La cérémonie (1971) de Nagisa Oshima avec Akiko Koyama, Atsuko Kaku (Editions Carlotta). Sortie en DVD le 11 mars 2015

Mariages et enterrements

Entre les expérimentations formalistes de Nuit et brouillard au Japon, la distanciation de La pendaison et le retour à un récit plus traditionnel centré autour de la famille (Le petit garçon) ; La cérémonie peut se voir comme une sorte de véritable aboutissement. Entièrement rythmé par une succession de cérémonies (mariages ou enterrements), le film met en scène Masuo et sa cousine Ritsuko qui se retrouvent pour aller ensemble à un enterrement. Ils sont désormais les derniers représentants de la lignée des Sakurada et, à coups de flash-back, le cinéaste va nous faire revivre les principaux événements qui auront marqué la famille depuis la fin de la seconde guerre mondiale jusqu'à l'époque contemporaine.

Comme dans La pendaison, Oshima lie de manière inextricable le destin de quelques individus avec celui d'un pays tout entier. Mais cette fois, il ne s'agit pas t'introduire de la distanciation dans le récit mais bel et bien d'incarner de véritables figures. Comme le rappelle Matthieu Capel en préface du film, Oshima choisit à dessein des dates symboliques de l'histoire récente du Japon.

Tout débute en 1946, avec la victoire des alliés et la capitulation japonaise. Masuo est un jeune garçon qui revient de Mandchourie où son père s'est suicidé après la défaite. Il fait alors connaissance avec son grand-père, ses oncles et l'ensemble d'une famille dissimulant de nombreux secrets.

Ensuite, Masuo revient en 1952 pour l'enterrement de sa mère, date qui correspond à la fin de la guerre de Corée et au début du « miracle économique » japonais. En 1956, c'est son oncle communiste qui se marie tandis qu'en 1961, c'est au tour de Masuo de se marier.

Dans l'histoire politique japonaise, ces dates correspondent à la fois au moment où le parti communiste devient plus « respectable » tandis qu'une fraction de la jeunesse révoltée se radicalise.

 

Si le film est aussi étonnant, c'est qu'il fonctionne par contrastes : d'un côté, le rythme fascinant et envoûtant de ces longues cérémonies somptueusement filmées ; de l'autre, tout cet inconscient, ces secrets qui s'engouffrent et mettent en péril l'équilibre subtil des cérémonials.
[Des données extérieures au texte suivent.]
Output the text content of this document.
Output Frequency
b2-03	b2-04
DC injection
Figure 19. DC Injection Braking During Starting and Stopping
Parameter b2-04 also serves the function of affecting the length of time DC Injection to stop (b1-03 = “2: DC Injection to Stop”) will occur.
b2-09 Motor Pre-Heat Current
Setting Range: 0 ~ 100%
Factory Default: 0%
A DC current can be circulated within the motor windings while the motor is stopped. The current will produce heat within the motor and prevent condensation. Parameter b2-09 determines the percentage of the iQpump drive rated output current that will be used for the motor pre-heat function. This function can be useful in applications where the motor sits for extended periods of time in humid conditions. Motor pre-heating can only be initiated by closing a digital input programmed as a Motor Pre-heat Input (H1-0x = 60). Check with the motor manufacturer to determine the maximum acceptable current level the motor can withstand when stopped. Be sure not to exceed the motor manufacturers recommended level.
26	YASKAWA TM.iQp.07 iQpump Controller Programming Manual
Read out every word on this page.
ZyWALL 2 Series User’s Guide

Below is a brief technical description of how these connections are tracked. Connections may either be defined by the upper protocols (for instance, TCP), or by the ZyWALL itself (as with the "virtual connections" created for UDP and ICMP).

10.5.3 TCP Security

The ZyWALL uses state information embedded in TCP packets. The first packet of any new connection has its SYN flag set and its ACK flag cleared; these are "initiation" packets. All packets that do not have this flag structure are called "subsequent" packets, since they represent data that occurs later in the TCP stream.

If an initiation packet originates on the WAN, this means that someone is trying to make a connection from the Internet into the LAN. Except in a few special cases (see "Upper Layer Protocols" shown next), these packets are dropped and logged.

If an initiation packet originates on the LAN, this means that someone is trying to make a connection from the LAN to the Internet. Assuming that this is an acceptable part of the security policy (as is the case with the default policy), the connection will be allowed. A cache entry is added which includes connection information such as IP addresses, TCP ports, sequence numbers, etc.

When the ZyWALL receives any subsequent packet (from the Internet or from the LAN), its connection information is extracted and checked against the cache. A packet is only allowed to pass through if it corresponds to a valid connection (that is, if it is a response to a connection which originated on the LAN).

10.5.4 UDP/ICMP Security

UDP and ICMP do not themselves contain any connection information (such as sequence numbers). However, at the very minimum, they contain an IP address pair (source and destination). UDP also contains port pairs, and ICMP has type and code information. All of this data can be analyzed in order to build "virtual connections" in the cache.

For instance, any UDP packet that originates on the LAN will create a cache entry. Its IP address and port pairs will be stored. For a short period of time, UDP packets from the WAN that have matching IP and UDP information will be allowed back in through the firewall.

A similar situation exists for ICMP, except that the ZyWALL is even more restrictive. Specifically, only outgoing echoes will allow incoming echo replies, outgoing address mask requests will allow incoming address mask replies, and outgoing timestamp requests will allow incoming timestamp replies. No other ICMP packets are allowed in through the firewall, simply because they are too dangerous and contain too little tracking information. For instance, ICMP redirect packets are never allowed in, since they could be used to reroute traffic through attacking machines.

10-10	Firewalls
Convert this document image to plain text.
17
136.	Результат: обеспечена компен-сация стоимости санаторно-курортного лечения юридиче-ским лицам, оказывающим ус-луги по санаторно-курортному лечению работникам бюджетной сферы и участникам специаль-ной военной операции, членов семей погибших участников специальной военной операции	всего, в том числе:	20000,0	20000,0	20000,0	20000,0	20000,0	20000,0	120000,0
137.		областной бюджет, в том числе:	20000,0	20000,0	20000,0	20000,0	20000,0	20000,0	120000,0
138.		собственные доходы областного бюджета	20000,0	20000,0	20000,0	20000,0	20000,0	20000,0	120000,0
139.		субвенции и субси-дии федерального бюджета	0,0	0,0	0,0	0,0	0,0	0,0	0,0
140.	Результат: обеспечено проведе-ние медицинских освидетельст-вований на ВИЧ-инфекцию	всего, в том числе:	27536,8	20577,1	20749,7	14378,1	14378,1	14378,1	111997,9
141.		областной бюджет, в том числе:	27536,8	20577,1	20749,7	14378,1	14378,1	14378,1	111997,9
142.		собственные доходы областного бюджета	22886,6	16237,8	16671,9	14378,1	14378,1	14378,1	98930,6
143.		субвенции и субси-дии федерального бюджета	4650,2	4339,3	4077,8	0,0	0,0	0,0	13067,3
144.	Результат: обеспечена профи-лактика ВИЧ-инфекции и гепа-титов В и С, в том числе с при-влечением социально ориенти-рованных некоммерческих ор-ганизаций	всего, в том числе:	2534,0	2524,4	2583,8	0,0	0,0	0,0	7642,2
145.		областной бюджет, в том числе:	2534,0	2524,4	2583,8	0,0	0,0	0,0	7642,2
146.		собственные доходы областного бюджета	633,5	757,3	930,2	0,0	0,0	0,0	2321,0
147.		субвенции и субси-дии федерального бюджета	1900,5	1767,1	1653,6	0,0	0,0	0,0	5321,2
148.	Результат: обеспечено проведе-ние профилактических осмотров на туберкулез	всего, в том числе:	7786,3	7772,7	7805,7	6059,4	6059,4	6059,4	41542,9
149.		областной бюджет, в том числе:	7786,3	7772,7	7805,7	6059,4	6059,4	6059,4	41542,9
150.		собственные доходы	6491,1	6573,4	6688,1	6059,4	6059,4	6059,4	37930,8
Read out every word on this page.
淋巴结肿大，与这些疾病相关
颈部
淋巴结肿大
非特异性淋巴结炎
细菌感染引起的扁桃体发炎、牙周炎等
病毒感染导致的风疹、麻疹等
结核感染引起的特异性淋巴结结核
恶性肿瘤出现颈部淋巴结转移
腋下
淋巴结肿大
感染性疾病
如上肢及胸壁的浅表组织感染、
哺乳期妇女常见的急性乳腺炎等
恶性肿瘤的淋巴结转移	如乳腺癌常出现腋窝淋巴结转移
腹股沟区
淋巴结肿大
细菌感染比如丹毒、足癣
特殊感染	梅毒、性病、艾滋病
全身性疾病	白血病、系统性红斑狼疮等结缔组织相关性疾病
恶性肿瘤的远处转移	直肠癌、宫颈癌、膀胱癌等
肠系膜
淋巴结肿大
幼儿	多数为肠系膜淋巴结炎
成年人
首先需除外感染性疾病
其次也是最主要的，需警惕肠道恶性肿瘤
Un des moments les plus étonnants est sans doute celui qui met en scène le mariage de Masuo. En effet, on apprend très vite que la fiancée du jeune homme a disparu et qu'elle ne viendra pas. Or toute la famille est sur le pied de guerre pour que la cérémonie continue malgré tout. Les oncles prétextent une appendicite et tout se déroule « normalement », avec seulement un siège « vide ».

Tout l'art d'Oshima consiste à filer la métaphore (cette épouse représentant « la pure japonaise ») d'une identité japonaise disparue tout en parvenant à incarner son idée dans une mise en scène d'une rare beauté (le cadre est magnifique et tout concourt à l'envoûtement : la profondeur de champ, les lents travellings...). Ici, c'est la société japonaise dans son ensemble qui apparaît telle qu'elle est : un amoncellement de codes, de hiérarchies, de liens incestueux qui tournent désormais « à vide ». Comme dans un film de Buñuel, un simple grain de sable et toute la machine est grippée. Il ne reste alors plus que des rites absurdes car vidés de leur substance.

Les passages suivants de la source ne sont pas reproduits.